The hon. Member opened by referring to himself as a doctor and medical practitioner. Perhaps he could help with the difficulty I have with the Bill, which I would dearly like to support. There are provisions in it that allow the Secretary of State to bring forward regulations so that the independent doctor can be an alternative medical practitioner. There is also a section that makes the court look like an optional process, so I do worry that there are not protections in the Bill for two doctors. Perhaps he could help with that.
I do think it is right for this Bill to require two doctors and a judiciary review, because this is new legislation and we must be sure that it is safe. These safeguards are incredibly important.

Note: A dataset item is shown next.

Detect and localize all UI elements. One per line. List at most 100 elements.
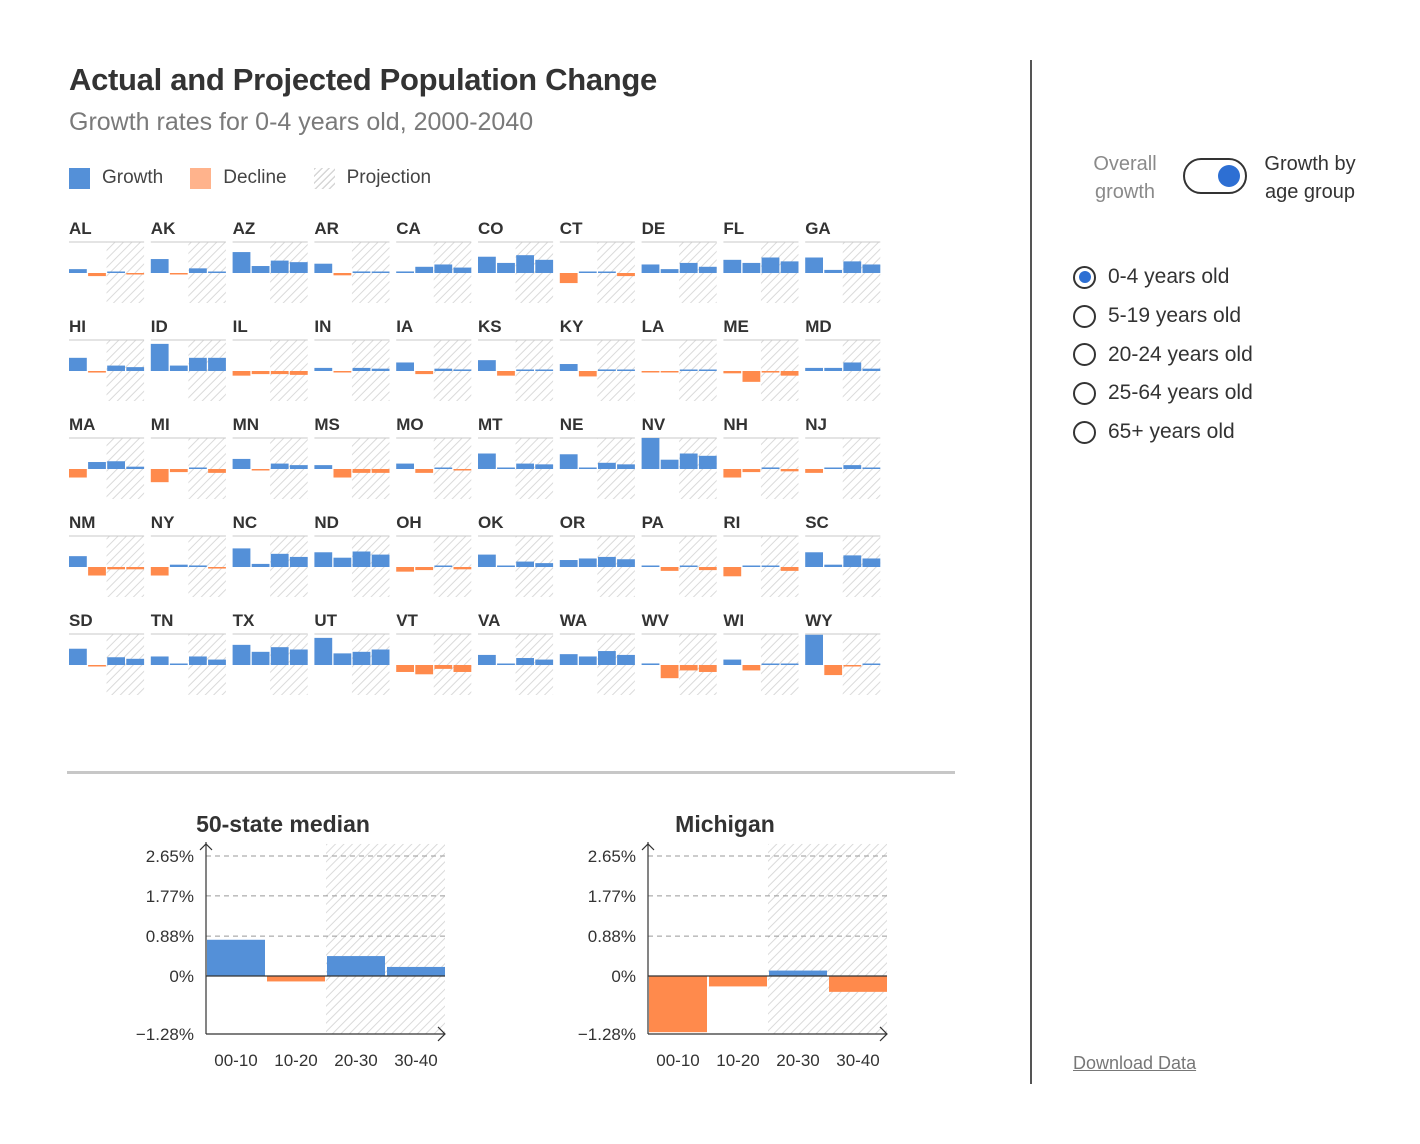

I will finish simply by saying that having been a doctor all my life, I have tried to empower patients to make their own decisions over their healthcare, and this is a great opportunity to do that. I had one patient who had a terminal diagnosis and hanged himself. The family were devastated. It was a horrible way to die. I felt that we had failed as a medical profession. Let us not fail as a Government, a judiciary and the Houses of Parliament. Please support the Bill.